Public consumption spaces. States that have authorized cannabis consumption lounges face decisions about ventilation standards, proximity to non-consuming areas, and worker exposure limits. Tobacco-equivalent ventilation standards are a reasonable starting point, though cannabis-specific data would be valuable.
Outdoor events. The risk from brief outdoor secondhand exposure is minimal based on current evidence. Policies that treat outdoor cannabis smoke as equivalent to indoor exposure are not well-supported by the science.
What We Still Do Not Know
Significant research gaps remain. The most critical include:
- Long-term epidemiological data. We have decades of data linking secondhand tobacco smoke to cancer, heart disease, and respiratory illness. For cannabis, we have almost none. The short exposure history of legal cannabis means that population-level health effects from chronic secondhand exposure, if they exist, will not be detectable for years.
- Dose-response relationships. At what exposure levels do health effects begin? How does occasional exposure compare to daily exposure? These fundamental dose-response questions remain unanswered for most health endpoints.
- Vulnerable population studies. Research on secondhand cannabis smoke effects in children, pregnant individuals, elderly people, and those with pre-existing conditions is sparse and urgently needed.
- Real-world exposure levels. Most studies use controlled exposure chambers. Better data on actual ambient exposure levels in homes, workplaces, and public spaces would improve risk assessment.
The Bottom Line
The evidence currently available supports the following conclusions with reasonable confidence:
Secondhand cannabis smoke contains many of the same toxic combustion byproducts as tobacco smoke and causes acute cardiovascular impairment in controlled settings. The particulate matter and chemical composition of cannabis smoke are harmful to respiratory health. Children living in homes where cannabis is smoked show measurable cannabinoid exposure. Contact highs are unlikely under normal conditions but possible in extreme exposure scenarios.
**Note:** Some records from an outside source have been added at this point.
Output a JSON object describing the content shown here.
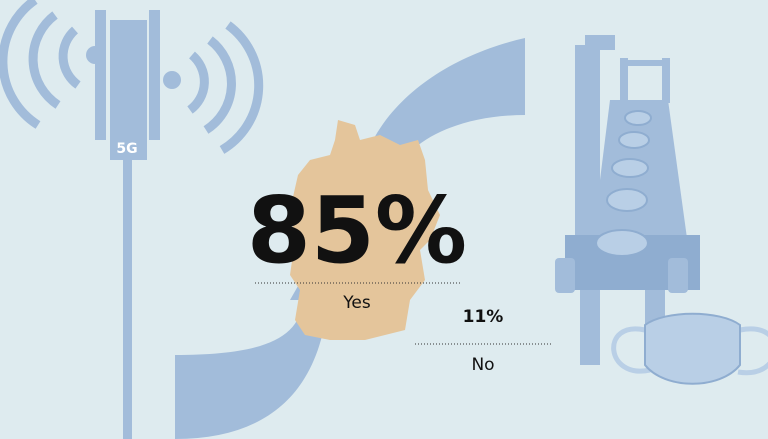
{
  "antenna": {
    "label": "5G"
  },
  "results": [
    {
      "value": "85%",
      "label": "Yes"
    },
    {
      "value": "11%",
      "label": "No"
    }
  ]
}
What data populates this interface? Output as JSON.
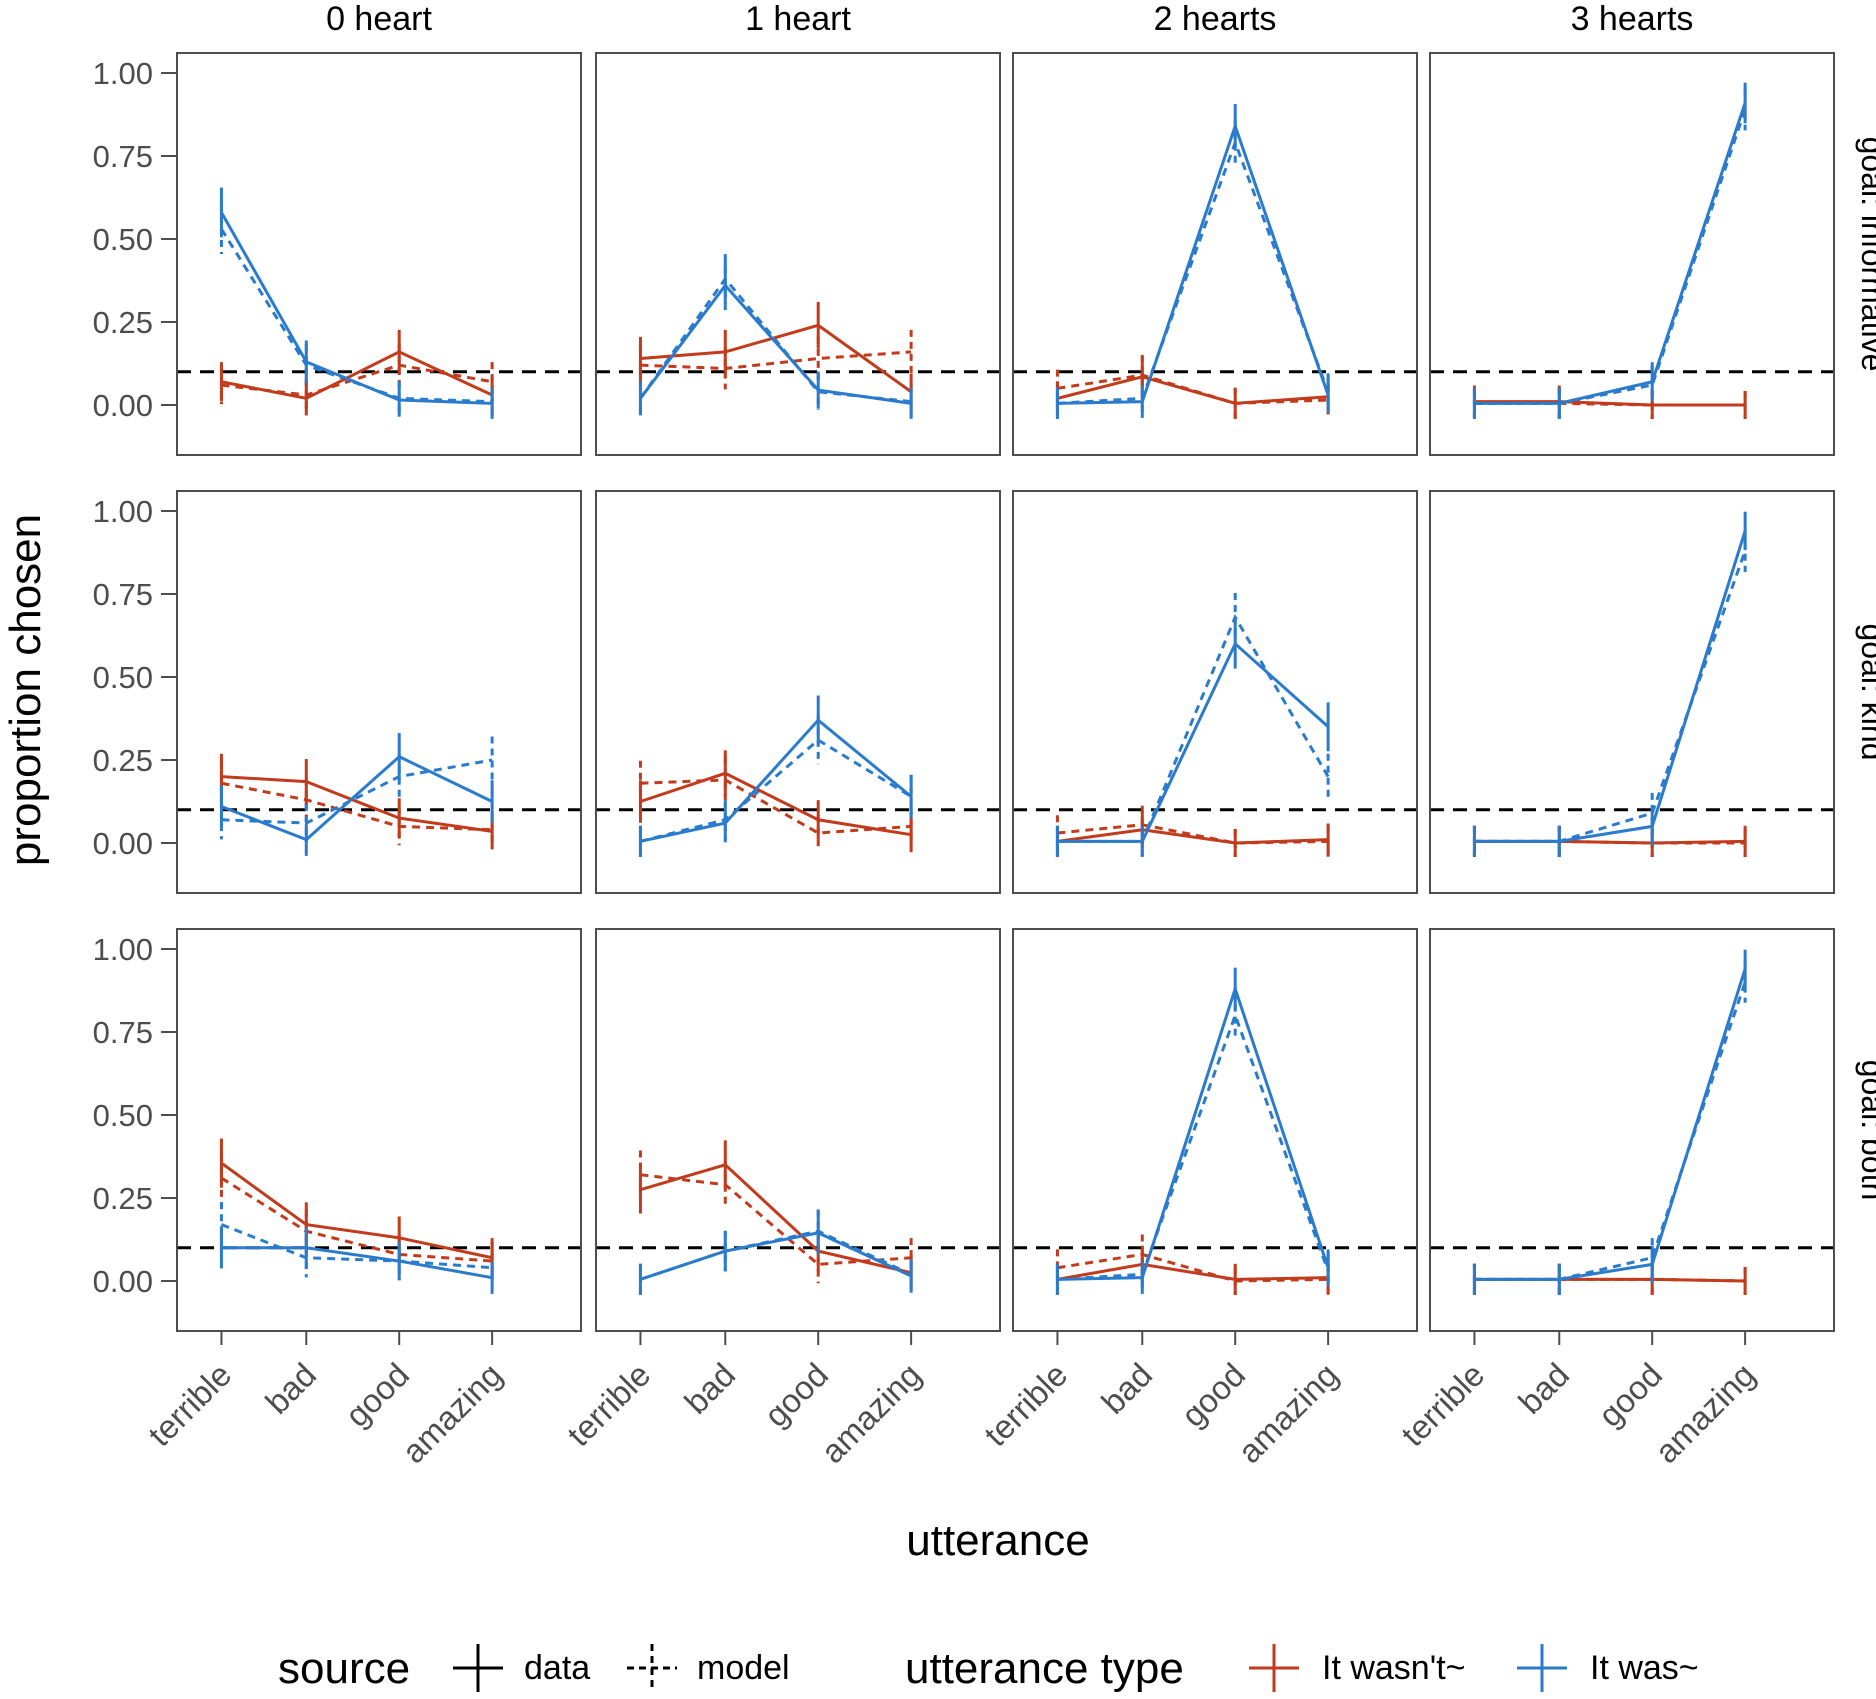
{
  "chart_data": {
    "type": "line",
    "xlabel": "utterance",
    "ylabel": "proportion chosen",
    "categories": [
      "terrible",
      "bad",
      "good",
      "amazing"
    ],
    "ylim": [
      0,
      1
    ],
    "yticks": [
      0,
      0.25,
      0.5,
      0.75,
      1
    ],
    "ytick_labels": [
      "0.00",
      "0.25",
      "0.50",
      "0.75",
      "1.00"
    ],
    "reference_line": 0.1,
    "columns": [
      "0 heart",
      "1 heart",
      "2 hearts",
      "3 hearts"
    ],
    "rows": [
      "goal: informative",
      "goal: kind",
      "goal: both"
    ],
    "legend": {
      "position": "bottom",
      "source_title": "source",
      "source_items": [
        "data",
        "model"
      ],
      "type_title": "utterance type",
      "type_items": [
        "It wasn't~",
        "It was~"
      ]
    },
    "colors": {
      "It wasn't~": "#c23b1c",
      "It was~": "#2b7bcd",
      "reference": "#000000",
      "panel_border": "#4d4d4d"
    },
    "panels": [
      {
        "row": "goal: informative",
        "column": "0 heart",
        "data_neg": [
          0.07,
          0.02,
          0.16,
          0.03
        ],
        "model_neg": [
          0.06,
          0.03,
          0.12,
          0.07
        ],
        "data_pos": [
          0.58,
          0.13,
          0.015,
          0.005
        ],
        "model_pos": [
          0.53,
          0.12,
          0.02,
          0.01
        ]
      },
      {
        "row": "goal: informative",
        "column": "1 heart",
        "data_neg": [
          0.14,
          0.16,
          0.24,
          0.04
        ],
        "model_neg": [
          0.12,
          0.11,
          0.14,
          0.16
        ],
        "data_pos": [
          0.02,
          0.36,
          0.045,
          0.005
        ],
        "model_pos": [
          0.02,
          0.38,
          0.04,
          0.01
        ]
      },
      {
        "row": "goal: informative",
        "column": "2 hearts",
        "data_neg": [
          0.02,
          0.085,
          0.005,
          0.025
        ],
        "model_neg": [
          0.05,
          0.09,
          0.005,
          0.015
        ],
        "data_pos": [
          0.005,
          0.01,
          0.84,
          0.03
        ],
        "model_pos": [
          0.005,
          0.02,
          0.79,
          0.04
        ]
      },
      {
        "row": "goal: informative",
        "column": "3 hearts",
        "data_neg": [
          0.01,
          0.01,
          0.0,
          0.0
        ],
        "model_neg": [
          0.005,
          0.005,
          0.0,
          0.0
        ],
        "data_pos": [
          0.005,
          0.005,
          0.07,
          0.91
        ],
        "model_pos": [
          0.005,
          0.005,
          0.06,
          0.89
        ]
      },
      {
        "row": "goal: kind",
        "column": "0 heart",
        "data_neg": [
          0.2,
          0.185,
          0.075,
          0.035
        ],
        "model_neg": [
          0.18,
          0.13,
          0.05,
          0.04
        ],
        "data_pos": [
          0.11,
          0.01,
          0.26,
          0.125
        ],
        "model_pos": [
          0.07,
          0.06,
          0.2,
          0.25
        ]
      },
      {
        "row": "goal: kind",
        "column": "1 heart",
        "data_neg": [
          0.125,
          0.21,
          0.07,
          0.025
        ],
        "model_neg": [
          0.18,
          0.19,
          0.03,
          0.05
        ],
        "data_pos": [
          0.005,
          0.06,
          0.37,
          0.14
        ],
        "model_pos": [
          0.005,
          0.07,
          0.31,
          0.14
        ]
      },
      {
        "row": "goal: kind",
        "column": "2 hearts",
        "data_neg": [
          0.005,
          0.04,
          0.0,
          0.01
        ],
        "model_neg": [
          0.03,
          0.055,
          0.0,
          0.005
        ],
        "data_pos": [
          0.005,
          0.005,
          0.6,
          0.35
        ],
        "model_pos": [
          0.005,
          0.005,
          0.68,
          0.2
        ]
      },
      {
        "row": "goal: kind",
        "column": "3 hearts",
        "data_neg": [
          0.005,
          0.005,
          0.0,
          0.005
        ],
        "model_neg": [
          0.005,
          0.005,
          0.0,
          0.0
        ],
        "data_pos": [
          0.005,
          0.005,
          0.05,
          0.94
        ],
        "model_pos": [
          0.005,
          0.005,
          0.09,
          0.88
        ]
      },
      {
        "row": "goal: both",
        "column": "0 heart",
        "data_neg": [
          0.355,
          0.17,
          0.13,
          0.07
        ],
        "model_neg": [
          0.31,
          0.15,
          0.08,
          0.06
        ],
        "data_pos": [
          0.1,
          0.1,
          0.06,
          0.01
        ],
        "model_pos": [
          0.17,
          0.07,
          0.06,
          0.04
        ]
      },
      {
        "row": "goal: both",
        "column": "1 heart",
        "data_neg": [
          0.275,
          0.35,
          0.09,
          0.025
        ],
        "model_neg": [
          0.32,
          0.29,
          0.05,
          0.07
        ],
        "data_pos": [
          0.005,
          0.09,
          0.145,
          0.015
        ],
        "model_pos": [
          0.005,
          0.09,
          0.15,
          0.02
        ]
      },
      {
        "row": "goal: both",
        "column": "2 hearts",
        "data_neg": [
          0.005,
          0.05,
          0.005,
          0.01
        ],
        "model_neg": [
          0.04,
          0.08,
          0.0,
          0.005
        ],
        "data_pos": [
          0.005,
          0.01,
          0.88,
          0.04
        ],
        "model_pos": [
          0.005,
          0.02,
          0.8,
          0.03
        ]
      },
      {
        "row": "goal: both",
        "column": "3 hearts",
        "data_neg": [
          0.005,
          0.005,
          0.005,
          0.0
        ],
        "model_neg": [
          0.005,
          0.005,
          0.005,
          0.0
        ],
        "data_pos": [
          0.005,
          0.005,
          0.05,
          0.94
        ],
        "model_pos": [
          0.005,
          0.005,
          0.07,
          0.9
        ]
      }
    ]
  }
}
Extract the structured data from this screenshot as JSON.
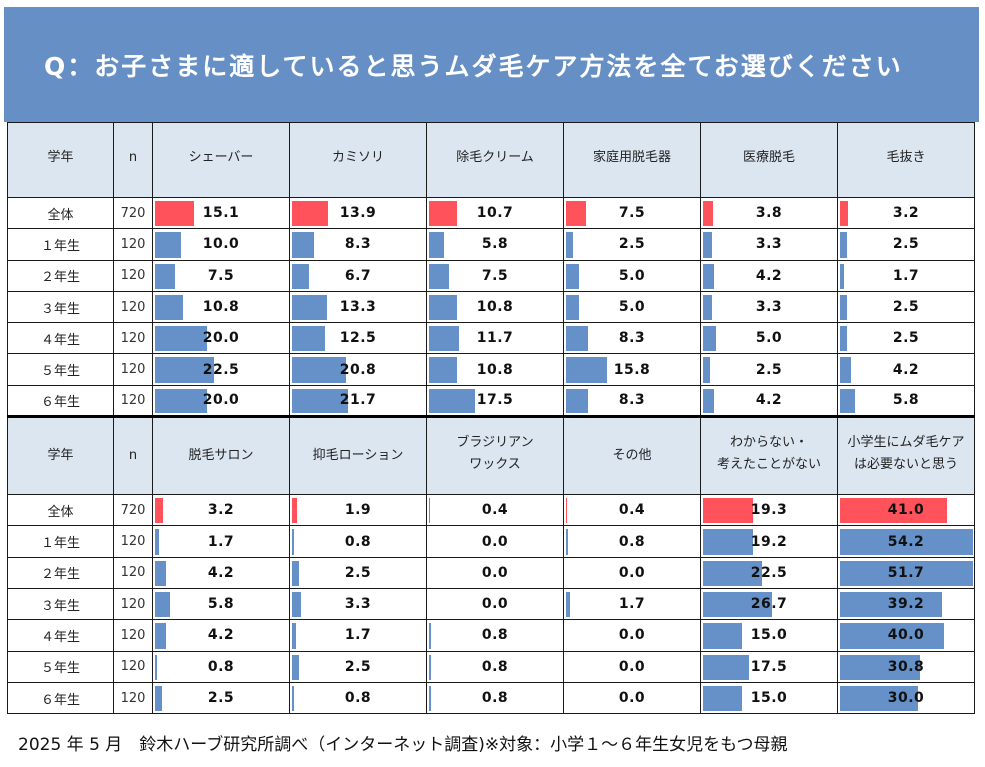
{
  "title": "Q：お子さまに適していると思うムダ毛ケア方法を全てお選びください",
  "colors": {
    "header_bg": "#668fc6",
    "th_bg": "#dce6f1",
    "bar_total": "#ff525a",
    "bar_grade": "#6590c8"
  },
  "table1": {
    "headers": [
      "学年",
      "n",
      "シェーバー",
      "カミソリ",
      "除毛クリーム",
      "家庭用脱毛器",
      "医療脱毛",
      "毛抜き"
    ],
    "rows": [
      {
        "grade": "全体",
        "n": "720",
        "values": [
          "15.1",
          "13.9",
          "10.7",
          "7.5",
          "3.8",
          "3.2"
        ]
      },
      {
        "grade": "１年生",
        "n": "120",
        "values": [
          "10.0",
          "8.3",
          "5.8",
          "2.5",
          "3.3",
          "2.5"
        ]
      },
      {
        "grade": "２年生",
        "n": "120",
        "values": [
          "7.5",
          "6.7",
          "7.5",
          "5.0",
          "4.2",
          "1.7"
        ]
      },
      {
        "grade": "３年生",
        "n": "120",
        "values": [
          "10.8",
          "13.3",
          "10.8",
          "5.0",
          "3.3",
          "2.5"
        ]
      },
      {
        "grade": "４年生",
        "n": "120",
        "values": [
          "20.0",
          "12.5",
          "11.7",
          "8.3",
          "5.0",
          "2.5"
        ]
      },
      {
        "grade": "５年生",
        "n": "120",
        "values": [
          "22.5",
          "20.8",
          "10.8",
          "15.8",
          "2.5",
          "4.2"
        ]
      },
      {
        "grade": "６年生",
        "n": "120",
        "values": [
          "20.0",
          "21.7",
          "17.5",
          "8.3",
          "4.2",
          "5.8"
        ]
      }
    ]
  },
  "table2": {
    "headers": [
      "学年",
      "n",
      "脱毛サロン",
      "抑毛ローション",
      "ブラジリアン\nワックス",
      "その他",
      "わからない・\n考えたことがない",
      "小学生にムダ毛ケア\nは必要ないと思う"
    ],
    "header_lines": [
      [
        "学年"
      ],
      [
        "n"
      ],
      [
        "脱毛サロン"
      ],
      [
        "抑毛ローション"
      ],
      [
        "ブラジリアン",
        "ワックス"
      ],
      [
        "その他"
      ],
      [
        "わからない・",
        "考えたことがない"
      ],
      [
        "小学生にムダ毛ケア",
        "は必要ないと思う"
      ]
    ],
    "rows": [
      {
        "grade": "全体",
        "n": "720",
        "values": [
          "3.2",
          "1.9",
          "0.4",
          "0.4",
          "19.3",
          "41.0"
        ]
      },
      {
        "grade": "１年生",
        "n": "120",
        "values": [
          "1.7",
          "0.8",
          "0.0",
          "0.8",
          "19.2",
          "54.2"
        ]
      },
      {
        "grade": "２年生",
        "n": "120",
        "values": [
          "4.2",
          "2.5",
          "0.0",
          "0.0",
          "22.5",
          "51.7"
        ]
      },
      {
        "grade": "３年生",
        "n": "120",
        "values": [
          "5.8",
          "3.3",
          "0.0",
          "1.7",
          "26.7",
          "39.2"
        ]
      },
      {
        "grade": "４年生",
        "n": "120",
        "values": [
          "4.2",
          "1.7",
          "0.8",
          "0.0",
          "15.0",
          "40.0"
        ]
      },
      {
        "grade": "５年生",
        "n": "120",
        "values": [
          "0.8",
          "2.5",
          "0.8",
          "0.0",
          "17.5",
          "30.8"
        ]
      },
      {
        "grade": "６年生",
        "n": "120",
        "values": [
          "2.5",
          "0.8",
          "0.8",
          "0.0",
          "15.0",
          "30.0"
        ]
      }
    ]
  },
  "footer": "2025 年 5 月　鈴木ハーブ研究所調べ（インターネット調査)※対象：小学１～６年生女児をもつ母親",
  "chart_data": {
    "type": "table",
    "title": "Q：お子さまに適していると思うムダ毛ケア方法を全てお選びください",
    "unit": "%",
    "categories": [
      "全体",
      "１年生",
      "２年生",
      "３年生",
      "４年生",
      "５年生",
      "６年生"
    ],
    "n": [
      720,
      120,
      120,
      120,
      120,
      120,
      120
    ],
    "series": [
      {
        "name": "シェーバー",
        "values": [
          15.1,
          10.0,
          7.5,
          10.8,
          20.0,
          22.5,
          20.0
        ]
      },
      {
        "name": "カミソリ",
        "values": [
          13.9,
          8.3,
          6.7,
          13.3,
          12.5,
          20.8,
          21.7
        ]
      },
      {
        "name": "除毛クリーム",
        "values": [
          10.7,
          5.8,
          7.5,
          10.8,
          11.7,
          10.8,
          17.5
        ]
      },
      {
        "name": "家庭用脱毛器",
        "values": [
          7.5,
          2.5,
          5.0,
          5.0,
          8.3,
          15.8,
          8.3
        ]
      },
      {
        "name": "医療脱毛",
        "values": [
          3.8,
          3.3,
          4.2,
          3.3,
          5.0,
          2.5,
          4.2
        ]
      },
      {
        "name": "毛抜き",
        "values": [
          3.2,
          2.5,
          1.7,
          2.5,
          2.5,
          4.2,
          5.8
        ]
      },
      {
        "name": "脱毛サロン",
        "values": [
          3.2,
          1.7,
          4.2,
          5.8,
          4.2,
          0.8,
          2.5
        ]
      },
      {
        "name": "抑毛ローション",
        "values": [
          1.9,
          0.8,
          2.5,
          3.3,
          1.7,
          2.5,
          0.8
        ]
      },
      {
        "name": "ブラジリアンワックス",
        "values": [
          0.4,
          0.0,
          0.0,
          0.0,
          0.8,
          0.8,
          0.8
        ]
      },
      {
        "name": "その他",
        "values": [
          0.4,
          0.8,
          0.0,
          1.7,
          0.0,
          0.0,
          0.0
        ]
      },
      {
        "name": "わからない・考えたことがない",
        "values": [
          19.3,
          19.2,
          22.5,
          26.7,
          15.0,
          17.5,
          15.0
        ]
      },
      {
        "name": "小学生にムダ毛ケアは必要ないと思う",
        "values": [
          41.0,
          54.2,
          51.7,
          39.2,
          40.0,
          30.8,
          30.0
        ]
      }
    ],
    "note": "Horizontal in-cell data bars; 全体 row bars in red, grade rows in blue",
    "source": "2025 年 5 月　鈴木ハーブ研究所調べ（インターネット調査)※対象：小学１～６年生女児をもつ母親"
  }
}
What the evidence does not support is the claim that secondhand cannabis smoke is harmless. It also does not support the claim that it is equivalent to secondhand tobacco smoke in long-term health risk — we simply do not have the data to make that comparison yet.
The most defensible position, for both policymakers and individuals, is precautionary: treat secondhand cannabis smoke with the same respect you would give secondhand tobacco smoke. Do not smoke in enclosed spaces shared with non-consenting adults, children, or pets. Choose ventilated or outdoor locations. And if you want to eliminate bystander risk entirely, consider vaporization, edibles, or other smokeless consumption methods.
The science will continue to develop. In the meantime, the absence of long-term evidence is not evidence of absence of harm. It is simply an unanswered question — and one that the growing ubiquity of cannabis smoke makes increasingly important to answer.